Relative effect of extra-atomic relaxation on Auger and binding-energy shifts in transition metals and salts

Abstract
The relation between shifts in Auger energies and shifts in electron binding energies is explored. The prediction of Auger energies in metals from one-hole and two-hole optical energies as well as from electron binding energies in metals is described, with proper accounting for final-state coupling, relaxation, and reference energies. A decrease in values of extra-atomic relaxation energies for 3d metals between Ni and Cu, arising from the loss of d-wave screening at the 3d-shell closure, was derived for the L3M23M23 Auger transition in which the final state is localized. A similar decrease can be derived from the data on the L3M45M45 transition, suggesting that the 3d hole state may be localized.
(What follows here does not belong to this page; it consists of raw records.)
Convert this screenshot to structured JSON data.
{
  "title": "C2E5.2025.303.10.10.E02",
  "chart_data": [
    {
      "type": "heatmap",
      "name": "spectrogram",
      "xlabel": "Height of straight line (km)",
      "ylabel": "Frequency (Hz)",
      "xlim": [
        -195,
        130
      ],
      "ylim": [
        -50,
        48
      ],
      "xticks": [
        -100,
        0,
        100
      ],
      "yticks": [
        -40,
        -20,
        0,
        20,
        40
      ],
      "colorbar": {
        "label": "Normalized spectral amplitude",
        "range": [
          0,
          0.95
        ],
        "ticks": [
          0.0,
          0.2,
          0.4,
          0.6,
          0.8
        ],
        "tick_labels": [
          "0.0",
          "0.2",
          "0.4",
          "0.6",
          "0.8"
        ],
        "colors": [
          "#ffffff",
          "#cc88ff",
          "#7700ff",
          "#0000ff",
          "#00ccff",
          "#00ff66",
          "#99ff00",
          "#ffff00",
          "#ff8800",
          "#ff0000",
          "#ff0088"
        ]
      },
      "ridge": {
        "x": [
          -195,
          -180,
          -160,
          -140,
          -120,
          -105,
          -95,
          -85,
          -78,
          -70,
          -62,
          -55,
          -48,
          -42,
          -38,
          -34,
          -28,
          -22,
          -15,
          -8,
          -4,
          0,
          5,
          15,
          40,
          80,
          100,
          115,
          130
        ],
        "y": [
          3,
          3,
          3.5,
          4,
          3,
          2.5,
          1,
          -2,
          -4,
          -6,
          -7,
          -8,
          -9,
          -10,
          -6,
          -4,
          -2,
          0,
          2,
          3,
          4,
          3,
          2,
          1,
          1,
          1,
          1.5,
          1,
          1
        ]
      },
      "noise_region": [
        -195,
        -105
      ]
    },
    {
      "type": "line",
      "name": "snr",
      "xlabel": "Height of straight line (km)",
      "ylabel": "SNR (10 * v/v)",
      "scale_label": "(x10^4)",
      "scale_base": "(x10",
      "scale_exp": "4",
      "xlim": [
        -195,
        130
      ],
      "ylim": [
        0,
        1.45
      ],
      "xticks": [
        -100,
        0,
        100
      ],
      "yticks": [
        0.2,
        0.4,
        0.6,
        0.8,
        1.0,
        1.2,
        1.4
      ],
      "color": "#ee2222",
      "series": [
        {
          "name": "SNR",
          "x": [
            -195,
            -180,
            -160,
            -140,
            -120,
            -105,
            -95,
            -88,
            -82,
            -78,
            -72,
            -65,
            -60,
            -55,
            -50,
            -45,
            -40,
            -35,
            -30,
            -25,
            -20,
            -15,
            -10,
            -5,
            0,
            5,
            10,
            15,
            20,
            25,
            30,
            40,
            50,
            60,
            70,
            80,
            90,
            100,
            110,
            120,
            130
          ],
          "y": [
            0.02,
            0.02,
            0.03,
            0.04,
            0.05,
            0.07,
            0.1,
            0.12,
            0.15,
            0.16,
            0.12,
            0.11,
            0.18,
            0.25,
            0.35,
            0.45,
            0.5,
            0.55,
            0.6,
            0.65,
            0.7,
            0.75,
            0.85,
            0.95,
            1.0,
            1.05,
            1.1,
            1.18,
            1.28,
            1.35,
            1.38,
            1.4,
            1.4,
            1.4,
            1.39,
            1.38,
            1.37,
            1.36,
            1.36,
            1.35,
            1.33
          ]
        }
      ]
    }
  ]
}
Shifts in either Auger or electron binding energies between solids have no direct significance when taken alone, but the difference between the two is shown to be equal to the difference in the corresponding extra-atomic relaxation energies. Differential shifts are reported for sodium and its salts and for zinc and its salts. The differential shift between sodium metal and NaF is 8.7 eV, while the Zn-to-ZnF2 shift is 5.2 eV, in good agreement with expectations. The Zn(3d)F(2p) peak in the ZnF2 spectrum gives clear evidence for crystal-field splitting in the final state.